Otros misterios y dogmas del cristianismo
Poco contentos con las misteriosas sombras que el cristianismo ha extendido sobre la divinidad y con las fábulas judaicas que adoptaron al respecto, los doctores cristianos parecen únicamente dedicados a multiplicar los misterios y confundir más y más la razón de sus discípulos. La religión, destinada a iluminar a las naciones, sólo es un tejido de enigmas, un laberinto del que es imposible salir cuerdo. Lo que las antiguas supersticiones creyeron más inconcebible tuvo que hallar necesariamente un lugar en un sistema religioso que ponía como principio imponer un silencio eterno a la razón. En manos de los sacerdotes cristianos, el fatalismo de los griegos se convirtió en predestinación. Siguiendo este tiránico dogma, el Dios de la misericordia destina a la mayor parte de los desdichados mortales a los tormentos eternos. Los pone por un tiempo en este mundo sólo para que abusen de sus facultades y su libertad a fin de hacerse dignos de la cólera implacable de su creador.

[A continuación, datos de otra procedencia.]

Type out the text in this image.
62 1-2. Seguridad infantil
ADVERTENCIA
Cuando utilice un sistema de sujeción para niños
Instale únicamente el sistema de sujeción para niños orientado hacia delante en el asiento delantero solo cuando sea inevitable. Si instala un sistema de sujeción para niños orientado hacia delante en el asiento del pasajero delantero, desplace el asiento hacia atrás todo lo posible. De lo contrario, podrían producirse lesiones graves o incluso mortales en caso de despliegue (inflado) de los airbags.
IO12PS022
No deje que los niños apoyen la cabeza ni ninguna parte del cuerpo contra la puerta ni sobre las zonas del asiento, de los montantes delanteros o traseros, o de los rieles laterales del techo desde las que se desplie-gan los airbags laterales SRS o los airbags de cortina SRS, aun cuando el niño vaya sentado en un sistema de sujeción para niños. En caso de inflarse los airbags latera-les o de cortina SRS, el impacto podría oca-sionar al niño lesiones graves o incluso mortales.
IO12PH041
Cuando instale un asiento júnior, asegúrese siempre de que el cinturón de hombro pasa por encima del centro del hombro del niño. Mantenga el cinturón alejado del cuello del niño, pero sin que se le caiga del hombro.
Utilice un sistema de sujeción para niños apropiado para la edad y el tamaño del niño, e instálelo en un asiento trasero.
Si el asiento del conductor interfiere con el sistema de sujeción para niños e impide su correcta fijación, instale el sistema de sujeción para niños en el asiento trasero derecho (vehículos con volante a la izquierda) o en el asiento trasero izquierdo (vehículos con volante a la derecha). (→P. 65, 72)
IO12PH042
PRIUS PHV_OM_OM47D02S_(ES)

Un Dios, lleno de previsión y bondad, proporciona al hombre un libre albedrío del que ese Dios sabe bien que hará un uso lo bastante perverso como para merecer la condenación eterna. Así, la divinidad no pone en el mundo a la mayoría de los hombres, no les proporciona las inclinaciones necesarias para su felicidad ni les permite actuar más que para tener el placer de hundirlos en el infierno. Nada más espantoso que el cuadro que nos presenta el cristianismo de esta morada destinada a la mayor parte de la raza humana. El Dios misericordioso se saciará durante toda la eternidad de las lágrimas de los desdichados a los que sólo ha hecho nacer para ser desgraciados.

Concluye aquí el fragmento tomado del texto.